In all three cases, vast sums of money have been extorted using fear and exaggeration and, in the case of AGW and iraq, outright lies.
As for the swine flu analogy, like the Y2K story I don’t know enough of the details to comment too seriously. But the WHO and their Big Pharma partners certainly did ostensibly justify their existence, did generate some massive vaccine sales, and may have saved some pigs.

MarkW
February 24, 2012 1:35 pm

UK John says:
February 24, 2012 at 12:12 pm
If you want to call me a liar, please be honest and do it openly.
Your call for people to show the code is disengenuous at best. First off, the work was done 12 to 20 years ago. Secondly, in pretty much all cases, the code is the proprietary property of the company that paid for the work and as such posting it would violate several laws.

Peter Miller
February 24, 2012 1:40 pm

Y2K was a potentially real problem in some ancient computer systems.
CAGW is a potentially real problem in some modern computer models.
Both created an industry, which unashamedly milked the general public.
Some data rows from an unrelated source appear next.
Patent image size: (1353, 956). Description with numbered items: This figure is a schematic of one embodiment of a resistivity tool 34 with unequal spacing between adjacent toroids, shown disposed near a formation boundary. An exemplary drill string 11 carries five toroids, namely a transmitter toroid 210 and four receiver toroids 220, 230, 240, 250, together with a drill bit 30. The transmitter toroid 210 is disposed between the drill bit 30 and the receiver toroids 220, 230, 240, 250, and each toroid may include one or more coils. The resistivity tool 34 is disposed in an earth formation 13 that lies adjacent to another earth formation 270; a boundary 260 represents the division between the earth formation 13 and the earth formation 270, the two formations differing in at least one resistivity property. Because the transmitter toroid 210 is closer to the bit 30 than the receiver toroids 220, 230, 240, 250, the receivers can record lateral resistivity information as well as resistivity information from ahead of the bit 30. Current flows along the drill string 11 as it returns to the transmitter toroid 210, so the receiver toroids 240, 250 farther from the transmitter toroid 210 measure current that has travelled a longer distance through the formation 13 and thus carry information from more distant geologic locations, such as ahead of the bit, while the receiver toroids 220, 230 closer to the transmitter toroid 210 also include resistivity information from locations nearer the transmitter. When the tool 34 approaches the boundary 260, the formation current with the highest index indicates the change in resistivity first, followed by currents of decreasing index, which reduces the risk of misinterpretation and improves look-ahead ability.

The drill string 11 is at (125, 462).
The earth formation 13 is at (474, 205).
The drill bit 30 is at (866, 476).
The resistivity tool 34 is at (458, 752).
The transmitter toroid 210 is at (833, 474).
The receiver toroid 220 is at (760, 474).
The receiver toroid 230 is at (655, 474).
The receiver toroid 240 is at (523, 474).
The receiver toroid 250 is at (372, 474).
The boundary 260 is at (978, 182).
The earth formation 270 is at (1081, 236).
In both instances, they were supported by science-challenged politicians.

Jaye Bass
February 24, 2012 1:43 pm

January 19th, 2038 is going to be a really bad day for anyone still running software written in the 1980′s and 1990′s.
For 32bit machines anyway.

Greg Goodknight
February 24, 2012 2:06 pm

I’m an engineer (computer software and hardware, most of my beans and tortillas from networking) and I took Y2K dead seriously. I made sure I had all my November and December 1999 financial statements handy just in case, and made sure we had a few days of food handy, which we always had anyway.
Yes, it was real, and there were a number of poorly managed big iron programs, many of which were virtually unmaintainable, that could have caused problems. But there was a huge overreaction by a number of fear merchants who should have known better. I remember on guy who was claiming the hundreds of millions of embedded processors with embedded real time clocks were going to go bust, and the wheels of commerce will grind to a halt. Food will rot in fields because stores wouldn’t be able to place orders, cars with embedded processors wouldn’t start.
It was all rot. I tried to tell people that a huge number of embedded processors didn’t actually use the RTC circuits (including a few million I had something to do with) and didn’t even care what time or day or year that it was, and that even if food distribution hiccuped, the folks who won’t get paid unless the food moved would figure out something, and fast.
The parallels are close enough for me, no need to stop. Kudos to the folks whose hard work actually kept some vital services up, but the hysteria was overblown, just like with AGW.